I have a requirement where i have to parse a ~125000 lines containing XML (DB extracted file) into a another text file (precisely a .ntriples file). When I parse the xml, i have to take the node names, attribute names, attribute values, CDATA content and translate them to some meaningful URI's and write them onto the text file. Consider below sample
<student name="john" age="22" subject="geography">John is good singer</student>
<student name="jai" age"22" subject="java">Jai is a good dancer</student>
.... similarly many number of different nodes and attributes... Now i have to parse this and write into a text file like below -
<http://www.coderanch.com/student> <www.xmlschema#typeOf> <http://www.coderanch.com/Students>.
<http://www.coderanch.com/student> <www.xmlschema#name> "John".
<http://www.coderanch.com/student> <www.xmlschema#age> "22".
<http://www.coderanch.com/student> <www.xmlschema#subject> "geography".
<http://www.coderanch.com/student> <www.xmlschema#generaldescription> "John is good singer".

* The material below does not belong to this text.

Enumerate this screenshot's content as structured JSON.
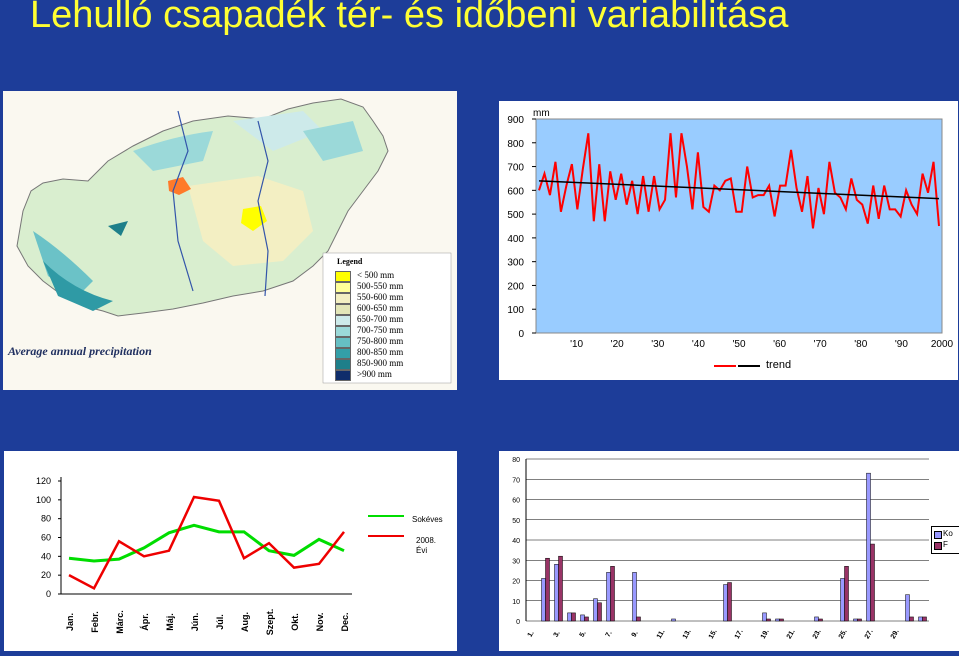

.... similarly this .ntriples file will contain all the information from the xml parsed like above.
My Questions ->
1. Which parser should I use - a DOM or SAX? I have written one or two of both and i think if there are 10000 nodes and if I iterate through a node list using DOM then it will take much time and difficult to code since many CDATA segments are also present in the xml. To add the application need not be super fast as it will be run only as a Batch.
2. How to do the comparison work swiftly. Say i hit a node <student> and now I should know that the corresponding URI of <student> node is <http://www.coderanch.com/student>. There can be around ~100 such URI mappings for nodes & attributes. What should I use - either load the node-URI mapping using Java.util.Properties or keep it as constants file.
3. What FileWriter should I use. The ntriples file need not be encoded.
Since the task appears to be to transform an XML document into a text document, my first instinct would be to write an XSL transformation. I might think twice about that if the business logic turned out to be complex, but I do try to avoid writing transformations with low-level tools like SAX or DOM.
(And by the way using an XML parser is not the same as writing an XML parser.)